The purpose of the IWSG is to share and encourage, posting on the first Wednesday of each month. You'll find writer doubts and concerns without fear of appearing foolish or weak. Support and a common understanding spread throughout the group as many fellow writers can relate. So, here's my monthly post.
Life is the measure with which most of us write our stories. Whether sci-fi, paranormal, or contemporary, the worlds we create are ever-changing, challenging, and active. At least we hope we accomplish those elements.
So what do we do with a character who falls off the horse and begins to sink in his/her struggle within the plot or subplot we've created? We might add a scene of lowered tension, a breath of fresh air for the character to reevaluate the situation. But WE decide what's going to happen. Ultimately, it's in our control. Real life is not that defined.
2014 was a year of total and absolute GRRR.... for me, for many reasons. There was health issues, ailing parents with growing needs, and regular stuff like raising my four kids.

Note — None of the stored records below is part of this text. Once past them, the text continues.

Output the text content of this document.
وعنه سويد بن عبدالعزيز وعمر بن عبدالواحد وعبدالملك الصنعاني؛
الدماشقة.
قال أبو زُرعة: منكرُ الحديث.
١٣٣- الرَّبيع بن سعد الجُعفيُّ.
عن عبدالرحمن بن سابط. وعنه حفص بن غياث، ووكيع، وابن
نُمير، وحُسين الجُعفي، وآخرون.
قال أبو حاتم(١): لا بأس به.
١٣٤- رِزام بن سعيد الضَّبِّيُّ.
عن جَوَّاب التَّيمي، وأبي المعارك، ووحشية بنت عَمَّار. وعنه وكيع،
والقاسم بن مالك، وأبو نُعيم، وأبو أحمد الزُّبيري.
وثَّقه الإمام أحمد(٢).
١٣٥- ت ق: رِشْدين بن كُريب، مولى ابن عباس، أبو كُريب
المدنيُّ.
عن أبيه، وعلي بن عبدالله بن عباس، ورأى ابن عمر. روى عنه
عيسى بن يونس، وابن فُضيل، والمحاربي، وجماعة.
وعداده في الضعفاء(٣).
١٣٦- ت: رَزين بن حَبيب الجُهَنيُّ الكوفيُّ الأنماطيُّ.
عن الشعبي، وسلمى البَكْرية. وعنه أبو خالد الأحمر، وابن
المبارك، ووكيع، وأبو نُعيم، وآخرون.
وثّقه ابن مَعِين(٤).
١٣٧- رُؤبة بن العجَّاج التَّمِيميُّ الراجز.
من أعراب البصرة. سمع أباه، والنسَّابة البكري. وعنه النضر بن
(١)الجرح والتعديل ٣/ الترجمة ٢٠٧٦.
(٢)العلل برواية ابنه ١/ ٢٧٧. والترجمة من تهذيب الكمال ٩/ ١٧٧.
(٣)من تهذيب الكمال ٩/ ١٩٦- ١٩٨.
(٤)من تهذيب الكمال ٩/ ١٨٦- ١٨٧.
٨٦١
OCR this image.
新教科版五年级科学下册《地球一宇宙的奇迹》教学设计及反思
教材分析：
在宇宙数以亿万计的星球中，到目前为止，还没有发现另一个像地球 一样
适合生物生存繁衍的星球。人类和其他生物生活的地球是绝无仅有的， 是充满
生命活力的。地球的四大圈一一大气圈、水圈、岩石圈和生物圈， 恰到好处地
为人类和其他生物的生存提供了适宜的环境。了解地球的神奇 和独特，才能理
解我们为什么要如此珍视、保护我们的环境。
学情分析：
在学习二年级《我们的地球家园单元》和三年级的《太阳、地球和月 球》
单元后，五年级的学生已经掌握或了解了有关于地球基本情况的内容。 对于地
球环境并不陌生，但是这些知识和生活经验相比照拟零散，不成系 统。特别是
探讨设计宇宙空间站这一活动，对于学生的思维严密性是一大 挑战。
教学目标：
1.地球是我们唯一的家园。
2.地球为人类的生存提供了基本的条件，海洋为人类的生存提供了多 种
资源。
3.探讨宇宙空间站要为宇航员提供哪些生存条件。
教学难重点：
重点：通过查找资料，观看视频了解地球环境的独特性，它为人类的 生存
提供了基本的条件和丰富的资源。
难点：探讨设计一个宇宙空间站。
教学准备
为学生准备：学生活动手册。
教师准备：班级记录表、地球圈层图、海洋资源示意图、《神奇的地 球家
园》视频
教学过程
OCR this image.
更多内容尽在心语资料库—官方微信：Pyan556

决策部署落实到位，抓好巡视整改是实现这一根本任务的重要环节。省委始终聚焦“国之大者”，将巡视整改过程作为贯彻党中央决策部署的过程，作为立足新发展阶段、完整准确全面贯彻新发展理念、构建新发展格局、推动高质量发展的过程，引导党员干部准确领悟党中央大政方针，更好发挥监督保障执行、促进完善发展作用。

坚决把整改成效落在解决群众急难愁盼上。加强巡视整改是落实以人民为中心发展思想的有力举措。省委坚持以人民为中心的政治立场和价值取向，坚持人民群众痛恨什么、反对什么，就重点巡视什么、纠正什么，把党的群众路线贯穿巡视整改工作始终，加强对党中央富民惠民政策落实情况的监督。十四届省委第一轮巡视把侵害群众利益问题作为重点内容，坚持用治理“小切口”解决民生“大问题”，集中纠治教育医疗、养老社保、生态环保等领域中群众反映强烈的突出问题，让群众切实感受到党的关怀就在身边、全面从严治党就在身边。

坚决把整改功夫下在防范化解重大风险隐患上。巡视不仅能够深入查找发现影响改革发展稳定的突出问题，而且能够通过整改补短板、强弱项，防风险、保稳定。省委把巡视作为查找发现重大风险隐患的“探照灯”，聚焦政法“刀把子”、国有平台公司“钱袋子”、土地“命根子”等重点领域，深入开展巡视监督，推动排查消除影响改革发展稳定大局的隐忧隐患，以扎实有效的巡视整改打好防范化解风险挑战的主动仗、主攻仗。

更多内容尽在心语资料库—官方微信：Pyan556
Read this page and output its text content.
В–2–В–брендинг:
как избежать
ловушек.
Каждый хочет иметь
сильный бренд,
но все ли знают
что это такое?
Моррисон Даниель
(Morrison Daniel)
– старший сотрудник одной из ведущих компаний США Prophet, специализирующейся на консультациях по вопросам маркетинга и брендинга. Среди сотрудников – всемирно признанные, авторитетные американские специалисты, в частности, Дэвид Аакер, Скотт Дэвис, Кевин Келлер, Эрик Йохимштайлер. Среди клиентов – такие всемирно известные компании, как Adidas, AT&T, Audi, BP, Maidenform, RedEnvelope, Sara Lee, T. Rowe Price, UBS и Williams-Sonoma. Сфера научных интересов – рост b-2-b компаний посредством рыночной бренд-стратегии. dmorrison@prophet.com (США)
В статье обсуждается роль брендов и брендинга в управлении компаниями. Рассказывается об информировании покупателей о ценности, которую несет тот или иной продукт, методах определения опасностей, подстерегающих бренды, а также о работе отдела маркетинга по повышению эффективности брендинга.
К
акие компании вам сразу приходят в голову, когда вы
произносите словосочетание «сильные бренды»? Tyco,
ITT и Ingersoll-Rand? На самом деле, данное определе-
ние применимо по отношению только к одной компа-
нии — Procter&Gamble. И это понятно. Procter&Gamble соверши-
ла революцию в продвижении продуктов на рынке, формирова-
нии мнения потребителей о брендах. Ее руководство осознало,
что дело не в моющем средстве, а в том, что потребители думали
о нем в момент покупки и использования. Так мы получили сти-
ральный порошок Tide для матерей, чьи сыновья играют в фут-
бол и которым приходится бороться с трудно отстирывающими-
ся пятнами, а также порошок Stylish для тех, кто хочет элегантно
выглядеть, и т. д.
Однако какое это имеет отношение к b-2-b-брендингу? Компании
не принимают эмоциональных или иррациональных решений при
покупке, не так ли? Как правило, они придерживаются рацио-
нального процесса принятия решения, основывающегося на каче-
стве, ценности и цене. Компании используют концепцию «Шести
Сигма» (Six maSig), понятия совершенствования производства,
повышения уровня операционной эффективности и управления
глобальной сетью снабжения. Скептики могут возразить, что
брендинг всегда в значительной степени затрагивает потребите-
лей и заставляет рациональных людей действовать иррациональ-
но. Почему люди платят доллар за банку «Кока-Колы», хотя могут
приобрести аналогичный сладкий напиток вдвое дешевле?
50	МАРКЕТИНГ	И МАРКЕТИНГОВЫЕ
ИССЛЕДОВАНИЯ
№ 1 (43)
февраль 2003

I won't get into any of those right now. The one I'll briefly mention for this post is a writing related struggle. It's very hard for me to come clean about this, but here goes: I broke up with my agent right before Christmas. It had been coming for a while, for reasons I won't say here.
Point being: I now feel like the rider who's been kicked off a her horse and is terrified to get back in the saddle. There's mud in my mouth, and I'm full of dirt and muck. My palms are blistered, and frankly, my attitude is a bit ornery. The luster that once drove my writing passion has evaporated somewhat. Now, I didn't say totally. It's taken me a little bit, but over the last two weeks I've been going over manuscripts that, unbeknownst to me, had been neglected. I've even been in touch with some amazing writer friends (you know who you are), and thrown myself back into the critiquing pool. I'm writing up possible submission logs for my various manuscripts. But the fear of going it alone again has me almost paralyzed.